Initial work is being funded by a $2.8 million SAFETEA-LU earmark the county received several years ago.
The money was budgeted to cover selecting a bridge location and 30 percent of design plans, but Stratton said it has been stretched and that by May, 100 percent of plans should be done.
Currently, plans are 60 percent complete and the county has environmental clearance from the National Environment and Planning Agency (NEPA).
The bridges will be shovel-ready by late spring, Stratton said.
Current designs call for a bridge near the “modified store crossing.”
The bridge will stretch from Greenback Road near Escondido Road on the east to the top of the hill of Old Highway 188 on the west.
It will have a sidewalk and bike lanes as well as high fencing, Stratton said.
The roadways leading up to the bridge will be improved on both sides.
When the bridge is complete, the county originally said it would close the Bar X and Store Crossings and leave the A-Cross Crossing open. That has changed and now the Bar X Crossing will stay open with the A-Cross closing.
Keeping all the crossings open would be too costly for the county.
On average, the county puts $125,000 a year into emergency rescues and road maintenance, according to the TIGER application.
Residents have used the at-grade dirt road crossings for years to pass over Tonto Creek. While the creek floods, peak discharge rates have been recorded near Punkin Center as high as 128,000 cubic feet per second. These flows make crossing dangerous.
When the creek floods, it hampers residents and emergency crews from crossing.
The Tonto Basin Fire District estimates it does not respond to 2.4 fires a year due to flooding. Steve Holt, Tonto Basin District fire chief, said that due to flooding, several individuals have had to wait for medical care.
Emergency crews shuttled one person with stroke symptoms across Oak Creek in a large military truck, transported them across Roosevelt Lake in a boat and then drove them to Payson in an ambulance. All in the midst of a raging storm.
“This took about three hours to complete and made the patient’s two- to three-hour window for therapy impossible to achieve,” Holt is quoted in the TIGER application.
The cost for the bridges is estimated at $20 million plus, and that does not include the cost of land, Stratton said.

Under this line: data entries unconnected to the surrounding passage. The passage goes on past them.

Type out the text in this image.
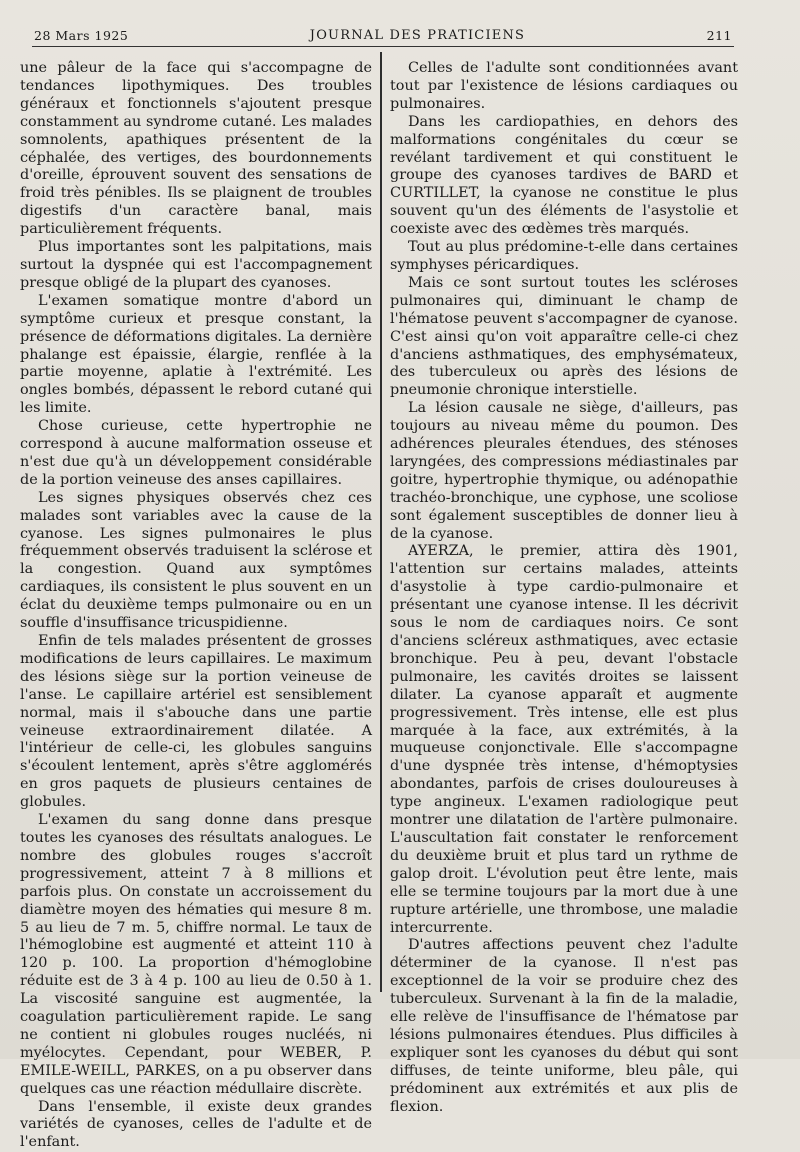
28 Mars 1925	JOURNAL DES PRATICIENS	211

une pâleur de la face qui s'accompagne de tendances lipothymiques. Des troubles généraux et fonctionnels s'ajoutent presque constamment au syndrome cutané. Les malades somnolents, apathiques présentent de la céphalée, des vertiges, des bourdonnements d'oreille, éprouvent souvent des sensations de froid très pénibles. Ils se plaignent de troubles digestifs d'un caractère banal, mais particulièrement fréquents.

Plus importantes sont les palpitations, mais surtout la dyspnée qui est l'accompagnement presque obligé de la plupart des cyanoses.

L'examen somatique montre d'abord un symptôme curieux et presque constant, la présence de déformations digitales. La dernière phalange est épaissie, élargie, renflée à la partie moyenne, aplatie à l'extrémité. Les ongles bombés, dépassent le rebord cutané qui les limite.

Chose curieuse, cette hypertrophie ne correspond à aucune malformation osseuse et n'est due qu'à un développement considérable de la portion veineuse des anses capillaires.

Les signes physiques observés chez ces malades sont variables avec la cause de la cyanose. Les signes pulmonaires le plus fréquemment observés traduisent la sclérose et la congestion. Quand aux symptômes cardiaques, ils consistent le plus souvent en un éclat du deuxième temps pulmonaire ou en un souffle d'insuffisance tricuspidienne.

Enfin de tels malades présentent de grosses modifications de leurs capillaires. Le maximum des lésions siège sur la portion veineuse de l'anse. Le capillaire artériel est sensiblement normal, mais il s'abouche dans une partie veineuse extraordinairement dilatée. A l'intérieur de celle-ci, les globules sanguins s'écoulent lentement, après s'être agglomérés en gros paquets de plusieurs centaines de globules.

L'examen du sang donne dans presque toutes les cyanoses des résultats analogues. Le nombre des globules rouges s'accroît progressivement, atteint 7 à 8 millions et parfois plus. On constate un accroissement du diamètre moyen des hématies qui mesure 8 m. 5 au lieu de 7 m. 5, chiffre normal. Le taux de l'hémoglobine est augmenté et atteint 110 à 120 p. 100. La proportion d'hémoglobine réduite est de 3 à 4 p. 100 au lieu de 0.50 à 1. La viscosité sanguine est augmentée, la coagulation particulièrement rapide. Le sang ne contient ni globules rouges nucléés, ni myélocytes. Cependant, pour WEBER, P. EMILE-WEILL, PARKES, on a pu observer dans quelques cas une réaction médullaire discrète.

Dans l'ensemble, il existe deux grandes variétés de cyanoses, celles de l'adulte et de l'enfant.

Celles de l'adulte sont conditionnées avant tout par l'existence de lésions cardiaques ou pulmonaires.

Dans les cardiopathies, en dehors des malformations congénitales du cœur se revélant tardivement et qui constituent le groupe des cyanoses tardives de BARD et CURTILLET, la cyanose ne constitue le plus souvent qu'un des éléments de l'asystolie et coexiste avec des œdèmes très marqués.

Tout au plus prédomine-t-elle dans certaines symphyses péricardiques.

Mais ce sont surtout toutes les scléroses pulmonaires qui, diminuant le champ de l'hématose peuvent s'accompagner de cyanose. C'est ainsi qu'on voit apparaître celle-ci chez d'anciens asthmatiques, des emphysémateux, des tuberculeux ou après des lésions de pneumonie chronique interstielle.

La lésion causale ne siège, d'ailleurs, pas toujours au niveau même du poumon. Des adhérences pleurales étendues, des sténoses laryngées, des compressions médiastinales par goitre, hypertrophie thymique, ou adénopathie trachéo-bronchique, une cyphose, une scoliose sont également susceptibles de donner lieu à de la cyanose.

AYERZA, le premier, attira dès 1901, l'attention sur certains malades, atteints d'asystolie à type cardio-pulmonaire et présentant une cyanose intense. Il les décrivit sous le nom de cardiaques noirs. Ce sont d'anciens scléreux asthmatiques, avec ectasie bronchique. Peu à peu, devant l'obstacle pulmonaire, les cavités droites se laissent dilater. La cyanose apparaît et augmente progressivement. Très intense, elle est plus marquée à la face, aux extrémités, à la muqueuse conjonctivale. Elle s'accompagne d'une dyspnée très intense, d'hémoptysies abondantes, parfois de crises douloureuses à type angineux. L'examen radiologique peut montrer une dilatation de l'artère pulmonaire. L'auscultation fait constater le renforcement du deuxième bruit et plus tard un rythme de galop droit. L'évolution peut être lente, mais elle se termine toujours par la mort due à une rupture artérielle, une thrombose, une maladie intercurrente.

D'autres affections peuvent chez l'adulte déterminer de la cyanose. Il n'est pas exceptionnel de la voir se produire chez des tuberculeux. Survenant à la fin de la maladie, elle relève de l'insuffisance de l'hématose par lésions pulmonaires étendues. Plus difficiles à expliquer sont les cyanoses du début qui sont diffuses, de teinte uniforme, bleu pâle, qui prédominent aux extrémités et aux plis de flexion.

The county now hopes the project is included in the 2011 Transportation Bill.
That bill stretches funding out over six years, meaning the county could not start construction for several years as it accumulated funds.
Stratton hopes by having plans complete, it will make the project more competitive.
Construction of the bridge is expected to create 700 project-related jobs and once complete, help the local economy by offering year-round access, according to Gila County’s TIGER grant application.
If the Tonto Creek bridge project is not funded, the county may go ahead with a smaller bridge south of Tonto Basin over Oak Creek, Stratton said.
That bridge is expected to cost $1.5 million and will link Ewing Trail with Cline Boulevard east of the Butcher Hook.